The second protein that the test is able to identify is the RBD protein that's on the spike part of the virus. This is actually what's used in all the vaccines that are given to everybody, and so we are able to uniquely identify over a wide quantitative range the level of antibodies you've generated to that vaccine based on the immune response to the RBD spike protein.
One of the unique things about the VaxEffect vaccine immune response tests is that, unlike other tests, it's actually able to offer 4 unique answers or responses to questions that you may have. The first one is: Did I actually generate an immune response? It's a quantitative assessment, yes/no, to generating immune response to the vaccine you received.
The second one is, because of the uniqueness of the platform we use in flow cytometry, you're able to quantify the amount of vaccine immune response that you've generated over a very wide dynamic range, and this is called the VaxEffect Score. This will not only tell you how well you've generated an immune response, but you will be able to actually see where your immune response level is in comparison to other people who've taken the test.

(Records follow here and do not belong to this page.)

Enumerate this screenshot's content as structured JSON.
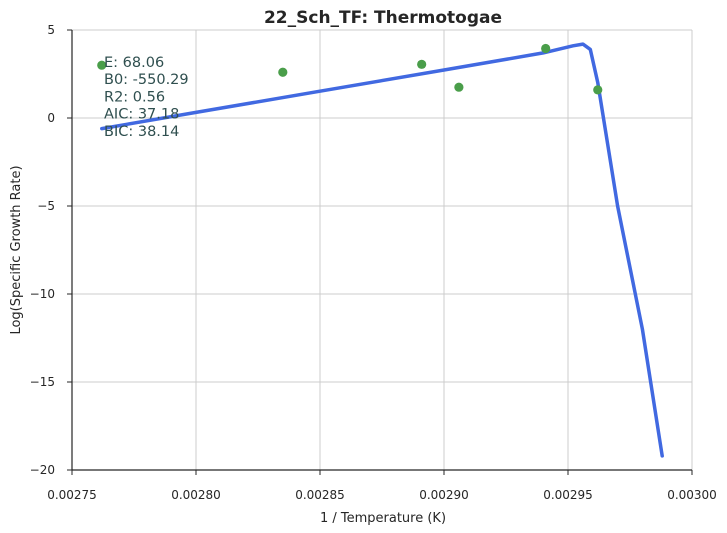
{
  "chart_data": {
    "type": "scatter",
    "title": "22_Sch_TF: Thermotogae",
    "xlabel": "1 / Temperature (K)",
    "ylabel": "Log(Specific Growth Rate)",
    "xlim": [
      0.00275,
      0.003
    ],
    "ylim": [
      -20,
      5
    ],
    "x_ticks": [
      0.00275,
      0.0028,
      0.00285,
      0.0029,
      0.00295,
      0.003
    ],
    "x_tick_labels": [
      "0.00275",
      "0.00280",
      "0.00285",
      "0.00290",
      "0.00295",
      "0.00300"
    ],
    "y_ticks": [
      -20,
      -15,
      -10,
      -5,
      0,
      5
    ],
    "y_tick_labels": [
      "−20",
      "−15",
      "−10",
      "−5",
      "0",
      "5"
    ],
    "grid": true,
    "series": [
      {
        "kind": "points",
        "color": "#4a9e4a",
        "points": [
          {
            "x": 0.002762,
            "y": 3.0
          },
          {
            "x": 0.002835,
            "y": 2.6
          },
          {
            "x": 0.002891,
            "y": 3.05
          },
          {
            "x": 0.002906,
            "y": 1.75
          },
          {
            "x": 0.002941,
            "y": 3.95
          },
          {
            "x": 0.002962,
            "y": 1.6
          }
        ]
      },
      {
        "kind": "line",
        "color": "#4169e1",
        "points": [
          {
            "x": 0.002762,
            "y": -0.6
          },
          {
            "x": 0.0028,
            "y": 0.32
          },
          {
            "x": 0.00285,
            "y": 1.52
          },
          {
            "x": 0.0029,
            "y": 2.73
          },
          {
            "x": 0.00294,
            "y": 3.7
          },
          {
            "x": 0.002952,
            "y": 4.1
          },
          {
            "x": 0.002956,
            "y": 4.2
          },
          {
            "x": 0.002959,
            "y": 3.9
          },
          {
            "x": 0.002962,
            "y": 2.0
          },
          {
            "x": 0.002966,
            "y": -1.5
          },
          {
            "x": 0.00297,
            "y": -5.0
          },
          {
            "x": 0.00298,
            "y": -12.0
          },
          {
            "x": 0.002988,
            "y": -19.2
          }
        ]
      }
    ],
    "annotations": [
      "E:  68.06",
      "B0:  -550.29",
      "R2:  0.56",
      "AIC: 37.18",
      "BIC: 38.14"
    ]
  }
}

The third component is that you can actually track over time that immune response. We envision [a scenario] where a patient would have a VaxEffect test to see what their immune response was like to the vaccine they received, and then have repeat tests every 3 months [or] 6 months to see whether they are maintaining that specific immune response to the vaccine they received.
The last component of this is whether you have a prior exposure to the virus. Forty percent of people who were exposed to the virus did not know they had generated or been exposed to the virus, and therefore generate an immune response. We're able to actually uniquely identify those individuals who have been exposed to the virus. With this test what we think we have is something where you can uniquely quantify and track your immune response to the vaccine you received or to the COVID-19 virus that you were previously exposed to.

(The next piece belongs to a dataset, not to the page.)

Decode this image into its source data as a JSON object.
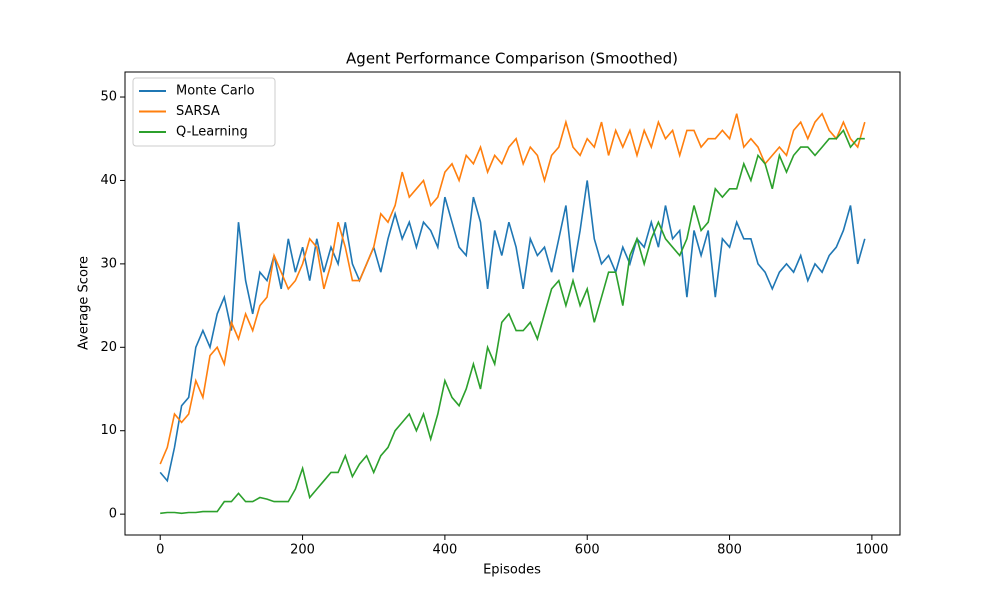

Q: Who is the target user for VaxEffect?
Morgan: We believe the primary user for the VaxEffect immune response test actually will be the physician's office. We believe that doctors will be really interested in utilizing the test to really understand their patient's immune response to the vaccine or if they've been previously exposed to the virus. What we've heard is that, especially in immunocompromised patients, doctors are unable to provide a real definitive answer as to whether the patient [has] actually created immune response to the vaccines they've received. This is tremendously important when patients are thinking about returning to their everyday lives, returning to interacting with their families, going on vacation.

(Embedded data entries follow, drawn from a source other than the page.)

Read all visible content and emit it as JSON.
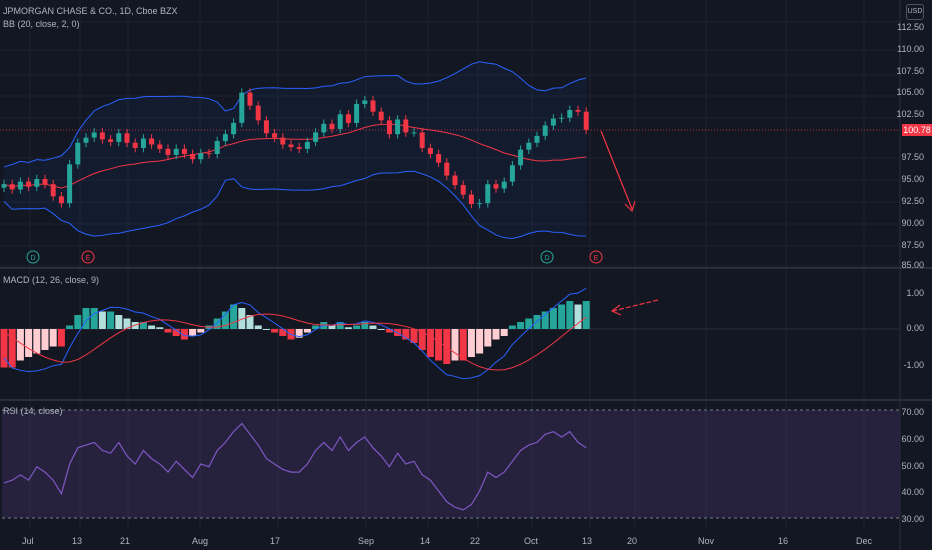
{
  "header": {
    "title": "JPMORGAN CHASE & CO., 1D, Cboe BZX",
    "bb_label": "BB (20, close, 2, 0)",
    "currency": "USD"
  },
  "macd_label": "MACD (12, 26, close, 9)",
  "rsi_label": "RSI (14, close)",
  "last_price": "100.78",
  "price_axis": [
    "112.50",
    "110.00",
    "107.50",
    "105.00",
    "102.50",
    "97.50",
    "95.00",
    "92.50",
    "90.00",
    "87.50",
    "85.00"
  ],
  "macd_axis": [
    "1.00",
    "0.00",
    "-1.00"
  ],
  "rsi_axis": [
    "70.00",
    "60.00",
    "50.00",
    "40.00",
    "30.00"
  ],
  "time_axis": [
    "Jul",
    "13",
    "21",
    "Aug",
    "17",
    "Sep",
    "14",
    "22",
    "Oct",
    "13",
    "20",
    "Nov",
    "16",
    "Dec"
  ],
  "event_markers": [
    "D",
    "E",
    "D",
    "E"
  ],
  "colors": {
    "up": "#26a69a",
    "down": "#f23645",
    "bb_band": "#2962ff",
    "basis": "#f23645",
    "rsi_fill": "#7e57c2",
    "macd_line": "#2962ff",
    "signal_line": "#f23645"
  },
  "chart_data": {
    "type": "candlestick",
    "closes": [
      94.5,
      93.9,
      94.8,
      94.2,
      95.1,
      94.5,
      93.1,
      92.3,
      96.8,
      99.3,
      99.9,
      100.5,
      99.7,
      99.4,
      100.4,
      99.3,
      98.7,
      99.8,
      99.1,
      98.6,
      97.9,
      98.6,
      98.0,
      97.4,
      98.1,
      98.0,
      99.5,
      100.3,
      101.6,
      105.1,
      103.6,
      101.9,
      100.4,
      99.9,
      99.1,
      98.8,
      98.6,
      99.4,
      100.5,
      101.5,
      100.9,
      102.6,
      101.6,
      103.8,
      104.2,
      102.9,
      101.9,
      100.3,
      102.0,
      100.5,
      100.5,
      98.7,
      98.0,
      97.0,
      95.5,
      94.4,
      93.3,
      92.2,
      92.3,
      94.5,
      94.0,
      94.8,
      96.7,
      98.5,
      99.3,
      100.1,
      101.3,
      102.1,
      102.2,
      103.1,
      102.9,
      100.8
    ],
    "macd_hist": [
      -1.1,
      -1.1,
      -0.9,
      -0.8,
      -0.7,
      -0.6,
      -0.5,
      -0.5,
      0.1,
      0.4,
      0.6,
      0.6,
      0.5,
      0.5,
      0.4,
      0.3,
      0.2,
      0.2,
      0.1,
      0.05,
      -0.1,
      -0.2,
      -0.3,
      -0.2,
      -0.1,
      0.1,
      0.3,
      0.5,
      0.7,
      0.6,
      0.4,
      0.1,
      0.0,
      -0.1,
      -0.2,
      -0.3,
      -0.25,
      -0.1,
      0.1,
      0.2,
      0.1,
      0.2,
      0.05,
      0.1,
      0.2,
      0.1,
      0.0,
      -0.1,
      -0.2,
      -0.3,
      -0.4,
      -0.6,
      -0.8,
      -0.9,
      -1.0,
      -0.9,
      -0.9,
      -0.8,
      -0.7,
      -0.5,
      -0.3,
      -0.2,
      0.1,
      0.2,
      0.3,
      0.4,
      0.5,
      0.6,
      0.7,
      0.8,
      0.7,
      0.8
    ],
    "rsi": [
      43,
      44,
      46,
      44,
      49,
      47,
      44,
      39,
      50,
      56,
      57,
      58,
      55,
      54,
      58,
      53,
      50,
      55,
      52,
      50,
      47,
      51,
      48,
      45,
      50,
      49,
      55,
      58,
      62,
      65,
      61,
      57,
      52,
      50,
      48,
      47,
      47,
      50,
      55,
      58,
      55,
      60,
      55,
      58,
      60,
      56,
      53,
      49,
      54,
      50,
      51,
      46,
      44,
      40,
      36,
      34,
      33,
      35,
      40,
      47,
      45,
      47,
      51,
      55,
      57,
      58,
      61,
      62,
      60,
      62,
      58,
      56
    ],
    "ylim": [
      85,
      115
    ]
  }
}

For most of us, we don't even think about it now. We think we've been vaccinated, and we just assume we’ve had a good immune response. For immunocompromised patients, it's a different story. They really don't know if they've created that robust immune response, and the doctors are unable to provide the information. We think this test, for a healthcare provider, will be able to turn to that patient and say, ‘You know what, I can actually now give you a simple blood test and I can tell you the response you've made.’ And because it's extremely quantitative over a very wide dynamic range, that doctor will be able to say to the patient whether they've even generated a weak immune response, which may indicate that they could potentially get a booster shot, which would increase their antibody levels, and then make them feel more comfortable about returning to the world and environment than they used to.